Pruske also argues that counsel was ineffective for failing to file a motion to quash the indictment. However, such an action would again run counter to defense strategy, that is, seeking an acquittal because the crime did not occur in Guadalupe County. Were counsel to succeed on the motion to quash, Pruske would have been reindicted in Bexar county. Thus Pruske is unable to demonstrate prejudice. See Morlett v. Lynaugh, 851 F.2d 1521, 1525 (5th Cir. 1988), cert. denied, 109 S.Ct. 1546 (1989).
[*6]Pruske argues that counsel should have requested an instruction on the defense of entrapment. In Texas, entrapment is available as a defense only where a law enforcement officer induces the defendant to commit an offense. Tex. Penal Code. § 8.06(a); Melton v. State, 713 S.W.2d 107, 112 (Tex. Crim. App. 1986). The district court found that the defense of entrapment was not available to Pruske because there was no evidence offered at trial that a law enforcement officer induced Pruske to commit the offense. Counsel was not ineffective for failing to pursue a meritless defense.
Next Pruske agues that counsel was ineffective for failing to investigate his mental disorders and for failing to pursue an insanity defense. Pruske has offered no evidence that indicates he was insane at the time of the offenses. Counsel was not ineffective for failing to pursue the insanity defense.
During trial, Pruske advised his attorney “that he [was] sick; that he had [been] running a high fever and temperatures; and that he [felt] he need[ed] psychiatric help.” When informed of this exchange by counsel, the convicting court denied Pruske’s request and noted that “the court has had an opportunity to observe [Pruske] throughout this trial and has noted that [Pruske] has actively participated with counsel in conference and in conversation and in assisting counsel in questioning the witnesses and he appears to the court certainly not to be suffering under any delusion of mental state.” Pruske has failed to allege what any additional investigation would have uncovered and how this would alter the outcome of his trial. Pruske has failed to meet the prejudice prong of Strickland.
[*7]Pruske further alleges his counsel was ineffective for striking four “qualified jurors” from the panel. Trial counsel employed four of his peremptory challenges against members of the venire who would not be reached. The prosecuting attorney and the trial court brought this fact to counsel’s attention, but counsel indicated that he had challenged all the jurors he intended in the first thirty-two members of the panel.

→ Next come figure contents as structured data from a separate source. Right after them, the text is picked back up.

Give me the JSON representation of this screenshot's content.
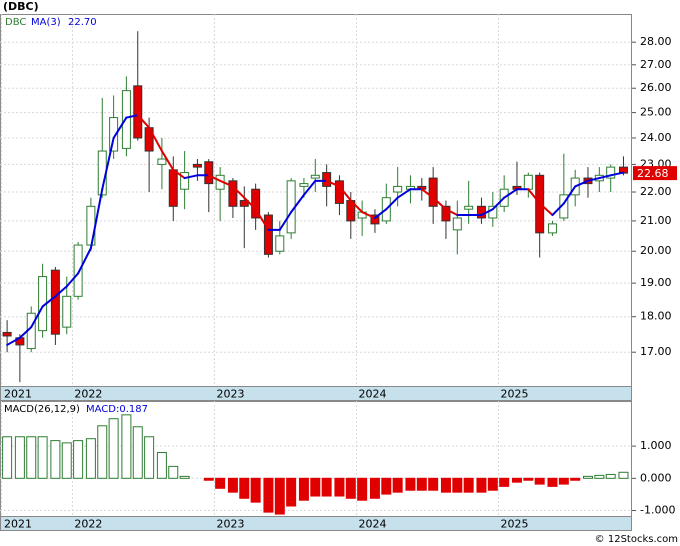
{
  "title": "(DBC)",
  "footer": "© 12Stocks.com",
  "chart_data": [
    {
      "type": "candlestick",
      "symbol": "DBC",
      "log_scale": true,
      "grid": true,
      "up_color": "#2e7d32",
      "down_color": "#e00000",
      "x": [
        2021.54,
        2021.63,
        2021.71,
        2021.79,
        2021.88,
        2021.96,
        2022.04,
        2022.13,
        2022.21,
        2022.29,
        2022.38,
        2022.46,
        2022.54,
        2022.63,
        2022.71,
        2022.79,
        2022.88,
        2022.96,
        2023.04,
        2023.13,
        2023.21,
        2023.29,
        2023.38,
        2023.46,
        2023.54,
        2023.63,
        2023.71,
        2023.79,
        2023.88,
        2023.96,
        2024.04,
        2024.13,
        2024.21,
        2024.29,
        2024.38,
        2024.46,
        2024.54,
        2024.63,
        2024.71,
        2024.79,
        2024.88,
        2024.96,
        2025.04,
        2025.13,
        2025.21,
        2025.29,
        2025.38,
        2025.46,
        2025.54,
        2025.63,
        2025.71,
        2025.79,
        2025.88
      ],
      "open": [
        17.55,
        17.4,
        17.1,
        17.6,
        19.4,
        17.7,
        18.6,
        20.2,
        21.9,
        23.5,
        23.6,
        26.1,
        24.4,
        23.0,
        22.8,
        22.1,
        23.0,
        23.1,
        22.1,
        22.4,
        21.7,
        22.1,
        21.2,
        20.0,
        20.6,
        22.2,
        22.5,
        22.7,
        22.4,
        21.7,
        21.1,
        21.2,
        21.0,
        22.0,
        22.1,
        22.2,
        22.5,
        21.5,
        20.7,
        21.4,
        21.5,
        21.1,
        21.5,
        22.2,
        22.1,
        22.6,
        20.6,
        21.1,
        21.9,
        22.5,
        22.4,
        22.5,
        22.9
      ],
      "high": [
        17.9,
        17.5,
        18.3,
        19.6,
        19.5,
        19.2,
        20.3,
        21.8,
        25.6,
        25.7,
        26.5,
        28.5,
        24.8,
        24.0,
        23.3,
        23.5,
        23.2,
        23.2,
        22.9,
        22.5,
        22.2,
        22.3,
        21.3,
        21.0,
        22.5,
        22.5,
        23.2,
        23.0,
        22.6,
        22.0,
        21.7,
        21.4,
        22.3,
        22.9,
        22.6,
        22.5,
        22.9,
        21.7,
        21.7,
        22.4,
        21.8,
        22.0,
        22.6,
        23.1,
        22.7,
        22.7,
        21.0,
        23.4,
        22.8,
        22.9,
        22.9,
        23.0,
        23.3
      ],
      "low": [
        17.0,
        16.2,
        17.0,
        17.4,
        17.2,
        17.5,
        18.5,
        20.0,
        21.8,
        23.2,
        23.3,
        23.9,
        22.0,
        22.1,
        21.0,
        21.4,
        22.4,
        21.3,
        21.0,
        21.1,
        20.1,
        20.7,
        19.8,
        19.9,
        20.4,
        21.8,
        22.0,
        21.5,
        21.2,
        20.4,
        20.5,
        20.6,
        20.9,
        21.5,
        21.6,
        21.7,
        20.9,
        20.4,
        19.9,
        20.9,
        20.9,
        20.8,
        21.3,
        21.9,
        21.8,
        19.8,
        20.5,
        21.0,
        21.5,
        21.8,
        22.0,
        22.0,
        22.6
      ],
      "close": [
        17.45,
        17.2,
        18.1,
        19.2,
        17.5,
        18.6,
        20.2,
        21.5,
        23.5,
        24.8,
        25.9,
        24.0,
        23.5,
        23.2,
        21.5,
        22.7,
        22.9,
        22.3,
        22.6,
        21.5,
        21.5,
        21.1,
        19.9,
        20.5,
        22.4,
        22.3,
        22.6,
        22.2,
        21.6,
        21.0,
        21.3,
        20.9,
        21.8,
        22.2,
        22.2,
        22.1,
        21.5,
        21.0,
        21.1,
        21.5,
        21.1,
        21.5,
        22.1,
        22.1,
        22.6,
        20.6,
        20.9,
        21.9,
        22.5,
        22.3,
        22.6,
        22.9,
        22.68
      ],
      "last_price_label": "22.68",
      "ma": {
        "name": "MA(3)",
        "up_color": "#0000dd",
        "down_color": "#e00000",
        "last_value_label": "22.70",
        "values": [
          17.2,
          17.4,
          17.7,
          18.3,
          18.6,
          18.9,
          19.3,
          20.1,
          22.1,
          24.0,
          24.8,
          24.9,
          24.4,
          23.5,
          22.8,
          22.5,
          22.6,
          22.6,
          22.4,
          22.2,
          21.8,
          21.4,
          20.7,
          20.7,
          21.3,
          21.9,
          22.4,
          22.4,
          22.2,
          21.7,
          21.3,
          21.1,
          21.4,
          21.8,
          22.1,
          22.1,
          21.8,
          21.4,
          21.2,
          21.2,
          21.2,
          21.4,
          21.8,
          22.1,
          22.1,
          21.6,
          21.2,
          21.6,
          22.2,
          22.4,
          22.5,
          22.6,
          22.7
        ]
      },
      "xlim": [
        2021.49,
        2025.94
      ],
      "xticks": [
        {
          "value": 2021.5,
          "label": "2021"
        },
        {
          "value": 2022,
          "label": "2022"
        },
        {
          "value": 2023,
          "label": "2023"
        },
        {
          "value": 2024,
          "label": "2024"
        },
        {
          "value": 2025,
          "label": "2025"
        }
      ],
      "ylim": [
        16.1,
        29.3
      ],
      "yticks": [
        {
          "value": 17,
          "label": "17.00"
        },
        {
          "value": 18,
          "label": "18.00"
        },
        {
          "value": 19,
          "label": "19.00"
        },
        {
          "value": 20,
          "label": "20.00"
        },
        {
          "value": 21,
          "label": "21.00"
        },
        {
          "value": 22,
          "label": "22.00"
        },
        {
          "value": 23,
          "label": "23.00"
        },
        {
          "value": 24,
          "label": "24.00"
        },
        {
          "value": 25,
          "label": "25.00"
        },
        {
          "value": 26,
          "label": "26.00"
        },
        {
          "value": 27,
          "label": "27.00"
        },
        {
          "value": 28,
          "label": "28.00"
        }
      ]
    },
    {
      "type": "bar",
      "name": "MACD(26,12,9)",
      "last_value_label": "MACD:0.187",
      "grid": true,
      "up_color": "#2e7d32",
      "down_color": "#e00000",
      "x": [
        2021.54,
        2021.63,
        2021.71,
        2021.79,
        2021.88,
        2021.96,
        2022.04,
        2022.13,
        2022.21,
        2022.29,
        2022.38,
        2022.46,
        2022.54,
        2022.63,
        2022.71,
        2022.79,
        2022.88,
        2022.96,
        2023.04,
        2023.13,
        2023.21,
        2023.29,
        2023.38,
        2023.46,
        2023.54,
        2023.63,
        2023.71,
        2023.79,
        2023.88,
        2023.96,
        2024.04,
        2024.13,
        2024.21,
        2024.29,
        2024.38,
        2024.46,
        2024.54,
        2024.63,
        2024.71,
        2024.79,
        2024.88,
        2024.96,
        2025.04,
        2025.13,
        2025.21,
        2025.29,
        2025.38,
        2025.46,
        2025.54,
        2025.63,
        2025.71,
        2025.79,
        2025.88
      ],
      "values": [
        1.29,
        1.29,
        1.29,
        1.29,
        1.17,
        1.1,
        1.17,
        1.23,
        1.63,
        1.85,
        1.97,
        1.6,
        1.29,
        0.8,
        0.37,
        0.06,
        0.0,
        -0.06,
        -0.31,
        -0.43,
        -0.62,
        -0.74,
        -1.05,
        -1.11,
        -0.86,
        -0.68,
        -0.55,
        -0.55,
        -0.55,
        -0.62,
        -0.68,
        -0.62,
        -0.49,
        -0.43,
        -0.37,
        -0.37,
        -0.37,
        -0.43,
        -0.43,
        -0.43,
        -0.43,
        -0.37,
        -0.25,
        -0.12,
        -0.06,
        -0.18,
        -0.25,
        -0.18,
        -0.06,
        0.06,
        0.09,
        0.12,
        0.187
      ],
      "xlim": [
        2021.49,
        2025.94
      ],
      "xticks": [
        {
          "value": 2021.5,
          "label": "2021"
        },
        {
          "value": 2022,
          "label": "2022"
        },
        {
          "value": 2023,
          "label": "2023"
        },
        {
          "value": 2024,
          "label": "2024"
        },
        {
          "value": 2025,
          "label": "2025"
        }
      ],
      "ylim": [
        -1.17,
        2.4
      ],
      "yticks": [
        {
          "value": 1,
          "label": "1.000"
        },
        {
          "value": 0,
          "label": "0.000"
        },
        {
          "value": -1,
          "label": "-1.000"
        }
      ]
    }
  ]
}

In essence trial counsel chose not to use four of his available strikes. Pruske concludes his argument with a statement that this was prejudicial. However, mere conclusory statements are not sufficient to overcome the prejudice prong of Strickland. See Anderson v. Collins, 18 F.3d 1208, 1221 (5th Cir. 1994).
Pruske also argues counsel was ineffective for failing to challenge the credibility of Susan Dempsey, a prosecution witness. However, the trial record illustrates that counsel extensively cross-examined the witness, pointed out the inconsistency of her testimony, and forced her to admit to false dealings with Pruske. Counsel also provided a witness who testified that her reputation for truth or veracity was “pretty lousy.” Pruske has failed to demonstrate that counsel was deficient.

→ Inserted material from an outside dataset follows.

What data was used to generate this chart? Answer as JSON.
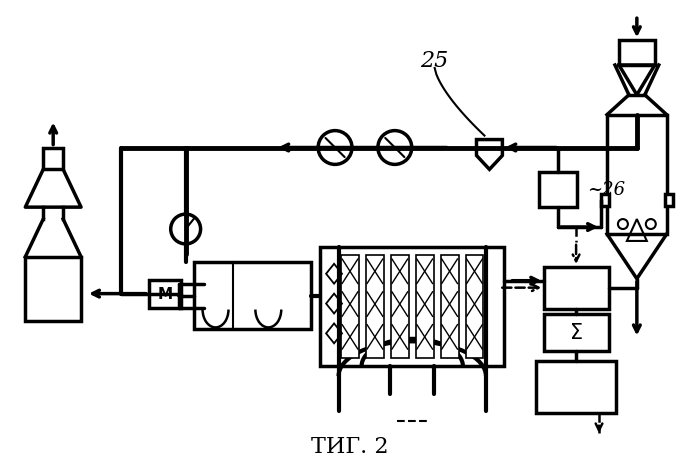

[*8]Finally Pruske contends that counsel was ineffective for failing to challenge the legality of his arrest, for failing to file supporting affidavits and authorities in his motion for new trial, and for being unprepared due to a brain tumor. Pruske has failed in each of these allegations to set forth sufficient facts or arguments to support his claim. Therefore, he has failed to meet his burden to prove counsel was ineffective.